On March 9, NRA-ILA Executive Director Chris W. Cox sent letters to key leaders in Congress calling for hearings to examine the firearms trafficking investigations tactics employed by the Bureau of Alcohol, Tobacco, Firearms and Explosives., according to a release submitted by the NRA.


Those tactics have allegedly allowed firearms to fall into the hands of Mexican criminal organizations, with the knowledge of the BATFE.


In the letters sent to House Judiciary Committee Chairman Lamar Smith (R-Texas) and Ranking Member, John Conyers (D-Mich.) and their counterparts in the U.S. Senate, Chairman Patrick Leahy (D-Vt.) and Ranking Member Charles Grassley (R-Iowa), Cox wrote that the BATFE project “reportedly allowed over 2,000 firearms to be sold to individuals already linked to Mexican drug cartels.

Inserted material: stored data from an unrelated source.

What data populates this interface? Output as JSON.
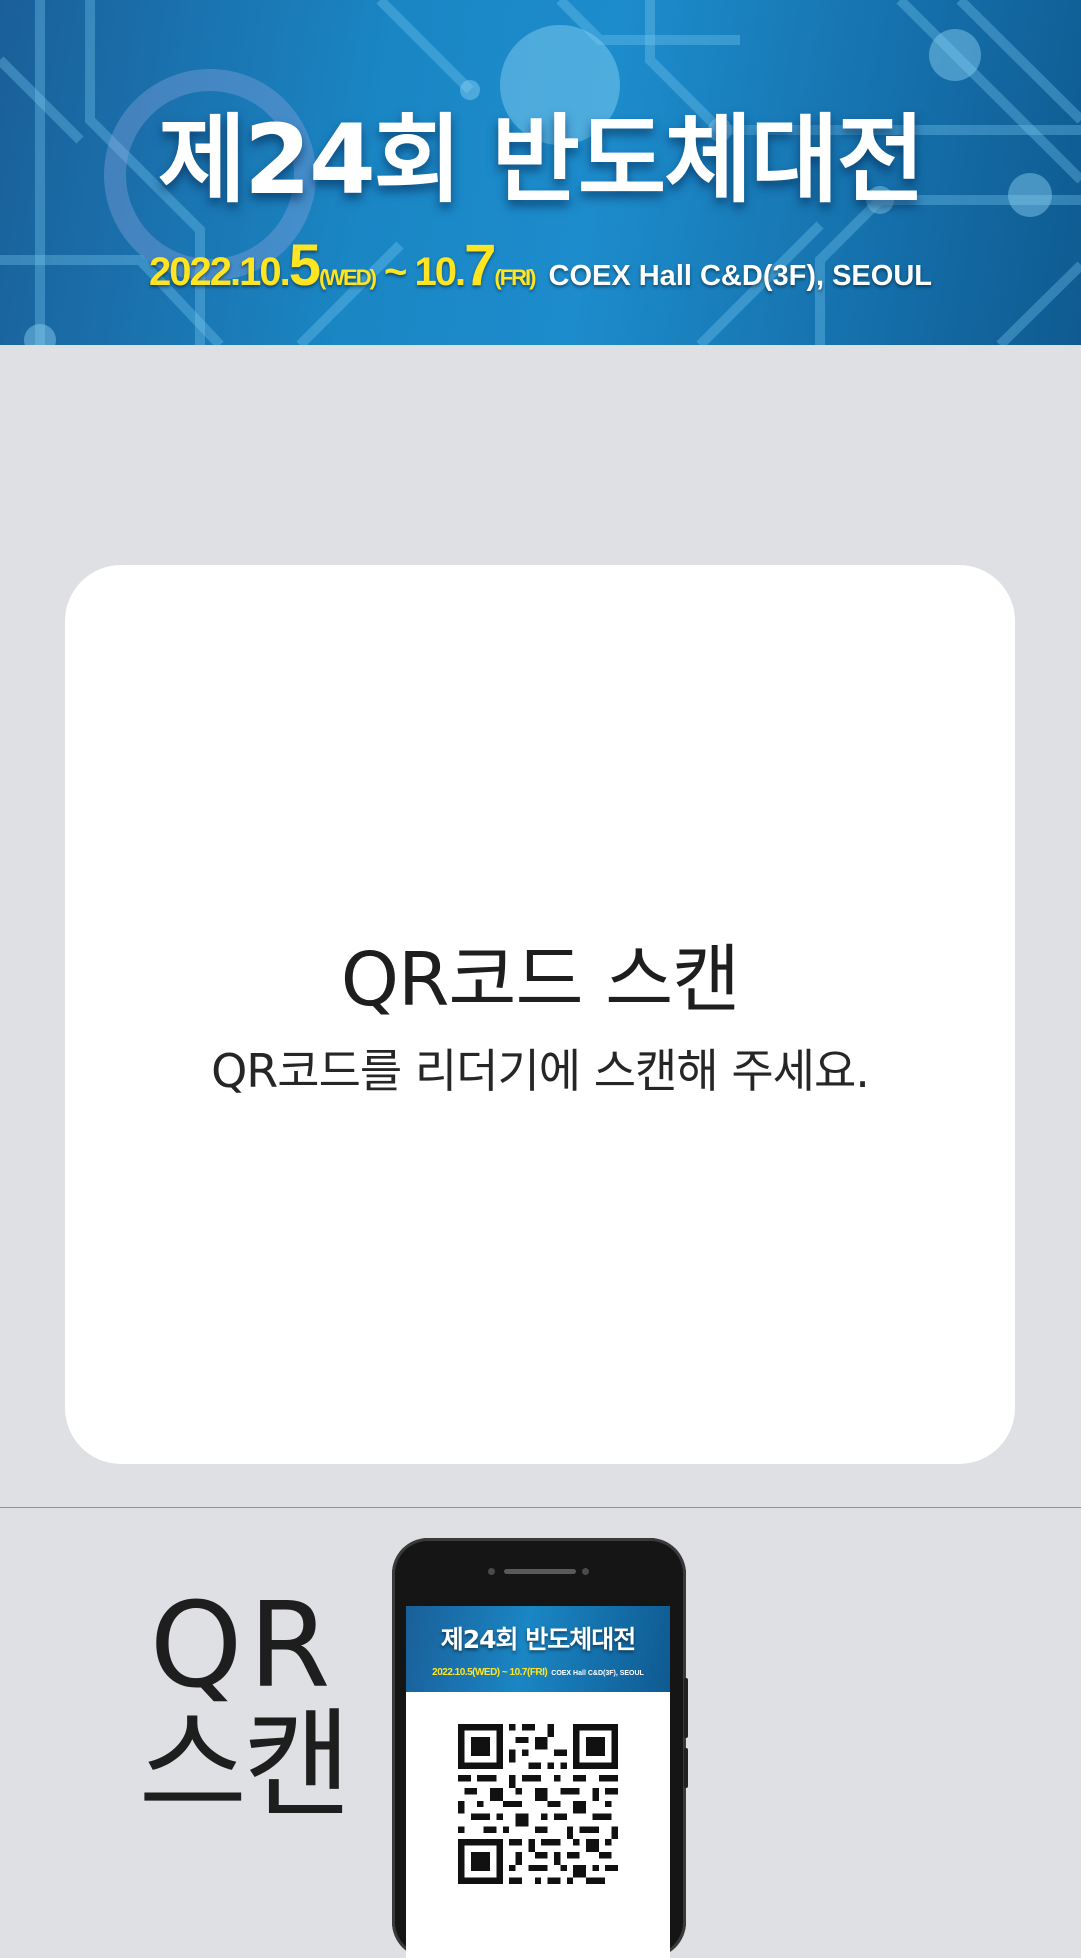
{
  "banner": {
    "title": "제24회 반도체대전",
    "date_start": "2022.10.",
    "date_start_day": "5",
    "date_start_weekday": "(WED)",
    "date_separator": " ~ ",
    "date_end": "10.",
    "date_end_day": "7",
    "date_end_weekday": "(FRI)",
    "venue": "COEX Hall C&D(3F), SEOUL"
  },
  "card": {
    "title": "QR코드 스캔",
    "description": "QR코드를 리더기에 스캔해 주세요."
  },
  "bottom": {
    "label_line1": "QR",
    "label_line2": "스캔",
    "phone_banner_title": "제24회 반도체대전",
    "phone_banner_date": "2022.10.5(WED) ~ 10.7(FRI)",
    "phone_banner_venue": "COEX Hall C&D(3F), SEOUL"
  },
  "colors": {
    "background": "#dfe0e4",
    "banner_blue": "#1a86c4",
    "date_yellow": "#ffe521",
    "card": "#ffffff",
    "text": "#1e1e1e"
  },
  "icons": {
    "phone": "smartphone-illustration",
    "qr": "qr-code-graphic"
  }
}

Many of those transactions were reported as suspicious by the licensed firearms dealers themselves, but BATFE reportedly encouraged them to proceed with these sales, which the dealers would otherwise have turned down.”


Cox also called on the committees to look into the BATFE responses to inquiries about these suspect programs, stating “Any investigation should also examine the responses by the BATFE and the Department of Justice to earlier congressional inquiries about the ‘Fast and Furious’ program.”